(Posted Fri. Sep 6th, 2013)
Sept. 6: The National Corn Growers Association is now in its third season of Field Notes, a series that takes readers behind the farm gate to follow the year in the life of American farm families. While these growers come from diverse geographic areas and run unique operations, they share a common love for U.S. agriculture and the basic values that underpin life in farming communities.
Today, Field Notes checks in with Nebraska farmer Andy Jobman to see how major temperature swings in the region have impacted the corn crop.
“For much of the growing season, we had days where there was no direct sunlight until the late afternoon,” said Jobman. “Then, it would disappear in the evening as the clouds gathered and rains came overnight. Many days were just cloudy and cool. The weather concerned us because we worried that the kernels were not building weight and filling with starches and sugars. So, at that critical time, our corn crop didn’t really mature.”
When the cool conditions gave way, Jobman notes how the pendulum swung to the other extreme.
“The last few weeks, we have switched back to some very hot, dry conditions,” he explained. “They are calling it a flash drought. Now, the corn maturity is progressing very rapidly because of the heat stress. We needed sunshine and warmer temperatures but not for them to be this extreme.”
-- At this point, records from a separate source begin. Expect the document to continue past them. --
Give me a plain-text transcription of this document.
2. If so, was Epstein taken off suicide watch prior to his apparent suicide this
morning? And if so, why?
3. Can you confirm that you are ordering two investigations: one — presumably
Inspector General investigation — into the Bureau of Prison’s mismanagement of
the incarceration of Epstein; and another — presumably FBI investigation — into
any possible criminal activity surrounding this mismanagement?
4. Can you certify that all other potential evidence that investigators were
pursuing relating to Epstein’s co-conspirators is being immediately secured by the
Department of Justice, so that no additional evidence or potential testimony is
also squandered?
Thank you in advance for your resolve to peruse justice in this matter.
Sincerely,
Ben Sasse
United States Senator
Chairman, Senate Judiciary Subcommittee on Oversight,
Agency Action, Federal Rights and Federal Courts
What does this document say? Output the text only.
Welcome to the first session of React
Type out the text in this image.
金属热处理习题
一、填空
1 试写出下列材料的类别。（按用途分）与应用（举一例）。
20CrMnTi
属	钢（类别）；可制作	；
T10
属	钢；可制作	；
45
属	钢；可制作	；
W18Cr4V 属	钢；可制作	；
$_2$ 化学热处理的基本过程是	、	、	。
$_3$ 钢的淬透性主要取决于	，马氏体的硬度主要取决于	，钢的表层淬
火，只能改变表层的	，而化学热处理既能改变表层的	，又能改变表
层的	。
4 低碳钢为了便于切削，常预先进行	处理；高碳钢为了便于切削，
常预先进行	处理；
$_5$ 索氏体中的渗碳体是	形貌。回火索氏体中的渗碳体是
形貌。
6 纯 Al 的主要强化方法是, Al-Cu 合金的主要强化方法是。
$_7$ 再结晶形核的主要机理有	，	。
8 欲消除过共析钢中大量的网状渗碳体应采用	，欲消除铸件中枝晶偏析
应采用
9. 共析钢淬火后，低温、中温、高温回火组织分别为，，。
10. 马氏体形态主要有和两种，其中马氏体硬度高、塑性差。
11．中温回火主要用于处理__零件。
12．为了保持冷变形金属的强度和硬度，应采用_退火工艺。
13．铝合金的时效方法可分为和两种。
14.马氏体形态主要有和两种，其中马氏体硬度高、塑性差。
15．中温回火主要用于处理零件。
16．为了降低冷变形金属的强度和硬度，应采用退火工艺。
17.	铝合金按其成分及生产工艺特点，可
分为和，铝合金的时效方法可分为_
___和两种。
Given the varied conditions, he sees the corn crop doing well at this point, with average to above average yields in his area.
“So far, the corn crop has held together fairly well and, during those cool conditions, it did progress some,” said Jobman. “As an agronomist, the maturation during those conditions does worry me because it is unclear where the energy came from. We weren’t getting it from the sun. Things look good now, but I am concerned about the stalk quality and if we will see standability issues in the fall.”